Mars autrefois mit tout l’air en émûte. Certain sujet fit naistre la dispute Chez les oiseaux ; non ceux que le Printemps Meine à sa Cour, et qui, sous la feüillée, Par leur exemple et leurs sons éclatans Font que Venus est en nous réveillée ; Ny ceux encor que la Mere d’Amour Met à son char : mais le peuple Vautour, Au bec retors, à la tranchante serre, Pour un chien mort se fit, dit-on, la guerre. Il plut du sang ; je n’exagere point. Si je voulois conter de poinct en poinct Tout le détail, je manquerois d’haleine. Maint chef perit, maint heros expira ; Et sur son roc Prométhée espera De voir bien-tost une fin à sa peine. C’estoit plaisir d’observer leurs efforts ; C’estoit pitié de voir tomber les morts. Valeur, adresse, et ruses, et surprises, Tout s’employa : Les deux troupes éprises D’ardent courroux n’épargnoient nuls moyens De peupler l’air que respirent les ombres : Tout element remplit de citoyens Le vaste enclos qu’ont les royaumes sombres. Cette fureur mit la compassion Dans les esprits d’une autre nation Au col changeant, au cœur tendre et fidèle. Elle employa sa mediation Pour accorder une telle querelle. Ambassadeurs par le peuple Pigeon Furent choisis, et si bien travaillerent, Que les Vautours plus ne se chamaillerent.

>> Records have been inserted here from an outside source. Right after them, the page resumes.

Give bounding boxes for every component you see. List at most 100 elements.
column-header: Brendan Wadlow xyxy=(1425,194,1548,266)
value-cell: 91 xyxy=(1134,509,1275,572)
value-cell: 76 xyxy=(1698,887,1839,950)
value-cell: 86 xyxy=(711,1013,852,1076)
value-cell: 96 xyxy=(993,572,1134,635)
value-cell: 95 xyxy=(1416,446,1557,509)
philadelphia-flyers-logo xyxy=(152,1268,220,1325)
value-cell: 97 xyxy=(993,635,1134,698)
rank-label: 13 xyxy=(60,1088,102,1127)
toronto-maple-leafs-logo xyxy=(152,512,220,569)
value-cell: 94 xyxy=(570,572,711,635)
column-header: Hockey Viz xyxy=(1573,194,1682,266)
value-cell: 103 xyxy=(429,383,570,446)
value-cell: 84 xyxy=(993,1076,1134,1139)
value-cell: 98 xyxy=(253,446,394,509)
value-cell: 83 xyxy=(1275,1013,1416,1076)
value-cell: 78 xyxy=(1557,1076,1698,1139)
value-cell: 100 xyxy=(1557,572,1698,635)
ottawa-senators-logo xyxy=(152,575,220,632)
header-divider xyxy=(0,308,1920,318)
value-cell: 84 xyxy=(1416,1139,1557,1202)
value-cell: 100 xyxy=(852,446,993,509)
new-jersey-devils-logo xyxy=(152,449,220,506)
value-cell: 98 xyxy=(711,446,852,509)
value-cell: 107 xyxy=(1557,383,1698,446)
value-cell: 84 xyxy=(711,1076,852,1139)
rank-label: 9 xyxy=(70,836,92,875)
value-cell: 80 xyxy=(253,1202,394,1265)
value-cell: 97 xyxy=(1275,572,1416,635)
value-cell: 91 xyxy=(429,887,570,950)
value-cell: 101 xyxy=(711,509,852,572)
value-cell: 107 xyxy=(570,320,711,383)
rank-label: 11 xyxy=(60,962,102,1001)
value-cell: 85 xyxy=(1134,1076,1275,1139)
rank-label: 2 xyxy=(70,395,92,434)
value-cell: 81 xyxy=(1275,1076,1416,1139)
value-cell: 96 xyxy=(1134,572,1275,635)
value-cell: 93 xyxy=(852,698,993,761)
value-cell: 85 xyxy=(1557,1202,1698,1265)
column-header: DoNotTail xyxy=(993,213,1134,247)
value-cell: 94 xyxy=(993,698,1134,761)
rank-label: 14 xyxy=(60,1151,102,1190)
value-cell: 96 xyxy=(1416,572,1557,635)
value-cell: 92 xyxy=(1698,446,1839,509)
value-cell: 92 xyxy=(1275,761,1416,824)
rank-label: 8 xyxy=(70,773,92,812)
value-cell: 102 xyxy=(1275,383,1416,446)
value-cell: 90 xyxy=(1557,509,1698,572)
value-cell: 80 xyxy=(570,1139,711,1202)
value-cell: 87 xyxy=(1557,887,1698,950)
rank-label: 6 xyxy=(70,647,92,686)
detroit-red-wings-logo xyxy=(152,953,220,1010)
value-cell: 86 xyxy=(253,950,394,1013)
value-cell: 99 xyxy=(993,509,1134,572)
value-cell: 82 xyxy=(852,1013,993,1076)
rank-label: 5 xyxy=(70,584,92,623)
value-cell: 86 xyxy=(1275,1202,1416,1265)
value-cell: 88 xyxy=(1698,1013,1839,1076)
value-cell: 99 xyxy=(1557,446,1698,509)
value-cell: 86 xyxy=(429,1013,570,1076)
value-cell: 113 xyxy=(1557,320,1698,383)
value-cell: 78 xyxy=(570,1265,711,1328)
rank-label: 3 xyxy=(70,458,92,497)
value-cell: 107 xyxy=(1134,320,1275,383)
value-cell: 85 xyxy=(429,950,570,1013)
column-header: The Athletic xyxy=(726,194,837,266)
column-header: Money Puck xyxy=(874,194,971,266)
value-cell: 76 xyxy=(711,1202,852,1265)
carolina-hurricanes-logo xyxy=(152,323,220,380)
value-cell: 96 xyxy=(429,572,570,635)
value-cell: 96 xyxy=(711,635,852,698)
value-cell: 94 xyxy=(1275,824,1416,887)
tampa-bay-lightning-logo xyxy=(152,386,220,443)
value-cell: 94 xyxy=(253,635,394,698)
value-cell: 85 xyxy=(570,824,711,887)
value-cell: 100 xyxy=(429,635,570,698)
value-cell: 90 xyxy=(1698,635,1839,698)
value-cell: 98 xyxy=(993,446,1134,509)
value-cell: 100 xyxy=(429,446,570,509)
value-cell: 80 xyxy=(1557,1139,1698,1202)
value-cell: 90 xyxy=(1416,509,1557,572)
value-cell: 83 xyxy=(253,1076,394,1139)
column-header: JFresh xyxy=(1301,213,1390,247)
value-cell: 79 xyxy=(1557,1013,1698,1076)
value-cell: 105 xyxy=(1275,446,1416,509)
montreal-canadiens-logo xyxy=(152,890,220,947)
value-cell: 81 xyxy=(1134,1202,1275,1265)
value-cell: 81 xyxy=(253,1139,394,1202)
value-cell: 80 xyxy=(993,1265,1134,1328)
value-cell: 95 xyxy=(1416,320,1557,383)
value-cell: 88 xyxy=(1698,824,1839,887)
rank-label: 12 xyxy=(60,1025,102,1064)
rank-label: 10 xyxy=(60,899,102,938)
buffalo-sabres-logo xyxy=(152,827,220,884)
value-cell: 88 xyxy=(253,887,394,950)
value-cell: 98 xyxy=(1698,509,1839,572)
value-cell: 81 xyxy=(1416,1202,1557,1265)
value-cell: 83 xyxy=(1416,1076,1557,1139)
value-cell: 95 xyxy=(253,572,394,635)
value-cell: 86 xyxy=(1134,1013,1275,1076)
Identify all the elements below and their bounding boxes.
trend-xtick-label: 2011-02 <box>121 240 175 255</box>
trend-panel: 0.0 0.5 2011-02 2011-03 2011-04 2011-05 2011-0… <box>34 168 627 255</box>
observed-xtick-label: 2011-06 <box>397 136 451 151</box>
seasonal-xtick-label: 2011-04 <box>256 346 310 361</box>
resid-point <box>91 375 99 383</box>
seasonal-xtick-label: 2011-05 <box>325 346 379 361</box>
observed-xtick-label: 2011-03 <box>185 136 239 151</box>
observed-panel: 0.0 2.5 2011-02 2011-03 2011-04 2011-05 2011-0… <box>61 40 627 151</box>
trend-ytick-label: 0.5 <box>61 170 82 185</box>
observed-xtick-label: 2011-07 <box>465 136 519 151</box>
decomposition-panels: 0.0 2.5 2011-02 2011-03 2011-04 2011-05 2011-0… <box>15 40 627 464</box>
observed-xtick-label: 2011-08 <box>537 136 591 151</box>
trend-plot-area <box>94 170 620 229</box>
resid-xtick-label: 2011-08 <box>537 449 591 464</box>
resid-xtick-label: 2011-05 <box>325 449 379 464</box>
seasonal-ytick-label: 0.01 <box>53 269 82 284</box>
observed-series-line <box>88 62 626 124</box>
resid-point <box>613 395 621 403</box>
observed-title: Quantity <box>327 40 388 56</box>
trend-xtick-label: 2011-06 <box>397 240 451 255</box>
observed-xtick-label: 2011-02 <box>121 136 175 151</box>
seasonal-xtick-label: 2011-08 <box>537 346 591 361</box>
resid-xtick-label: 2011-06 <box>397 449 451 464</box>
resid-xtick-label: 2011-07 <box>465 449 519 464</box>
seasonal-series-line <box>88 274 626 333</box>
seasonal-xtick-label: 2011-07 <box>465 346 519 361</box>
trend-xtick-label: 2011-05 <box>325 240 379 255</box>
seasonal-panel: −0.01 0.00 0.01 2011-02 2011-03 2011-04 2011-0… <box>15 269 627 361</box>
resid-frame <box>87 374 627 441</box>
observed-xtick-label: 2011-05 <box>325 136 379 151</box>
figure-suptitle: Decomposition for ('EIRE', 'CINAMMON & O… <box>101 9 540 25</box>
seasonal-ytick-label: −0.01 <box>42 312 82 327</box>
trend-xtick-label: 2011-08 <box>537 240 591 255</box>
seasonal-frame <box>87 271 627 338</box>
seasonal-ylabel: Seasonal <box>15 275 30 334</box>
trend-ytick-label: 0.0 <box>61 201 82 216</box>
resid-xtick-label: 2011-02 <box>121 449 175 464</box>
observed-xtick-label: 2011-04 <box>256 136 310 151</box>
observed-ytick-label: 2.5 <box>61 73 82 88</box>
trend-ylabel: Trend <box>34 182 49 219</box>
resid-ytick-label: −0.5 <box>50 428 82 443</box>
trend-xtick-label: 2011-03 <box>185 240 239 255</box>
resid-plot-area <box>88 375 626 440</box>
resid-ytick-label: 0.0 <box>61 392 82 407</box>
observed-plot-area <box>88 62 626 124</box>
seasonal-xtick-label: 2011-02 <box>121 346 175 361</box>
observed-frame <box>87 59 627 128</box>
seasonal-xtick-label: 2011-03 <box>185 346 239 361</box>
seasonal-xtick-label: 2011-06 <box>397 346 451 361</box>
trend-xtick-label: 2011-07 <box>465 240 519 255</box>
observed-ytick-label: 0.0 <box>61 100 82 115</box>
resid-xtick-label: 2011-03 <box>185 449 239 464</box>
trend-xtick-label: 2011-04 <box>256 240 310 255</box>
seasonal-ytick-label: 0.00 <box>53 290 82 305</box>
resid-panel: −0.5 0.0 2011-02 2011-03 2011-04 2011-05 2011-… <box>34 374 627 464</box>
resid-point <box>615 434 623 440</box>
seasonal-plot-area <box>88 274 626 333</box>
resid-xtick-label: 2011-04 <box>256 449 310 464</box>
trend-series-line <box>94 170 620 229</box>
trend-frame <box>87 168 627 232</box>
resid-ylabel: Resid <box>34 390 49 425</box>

Ils firent treve, et la paix s’ensuivit : Helas ! ce fut aux dépens de la race A qui la leur auroit deu rendre grace. La gent maudite aussi-tost poursuivit Tous les pigeons, en fit ample carnage, En dépeupla les bourgades, les champs. Peu de prudence eurent les pauvres gens, D’accommoder un peuple si sauvage. Tenez toûjours divisez les méchans ; La seureté du reste de la terre Dépend de là : Semez entre eux la guerre, Où vous n’aurez avec eux nulle paix. Cecy soit dit en passant ; Je me tais.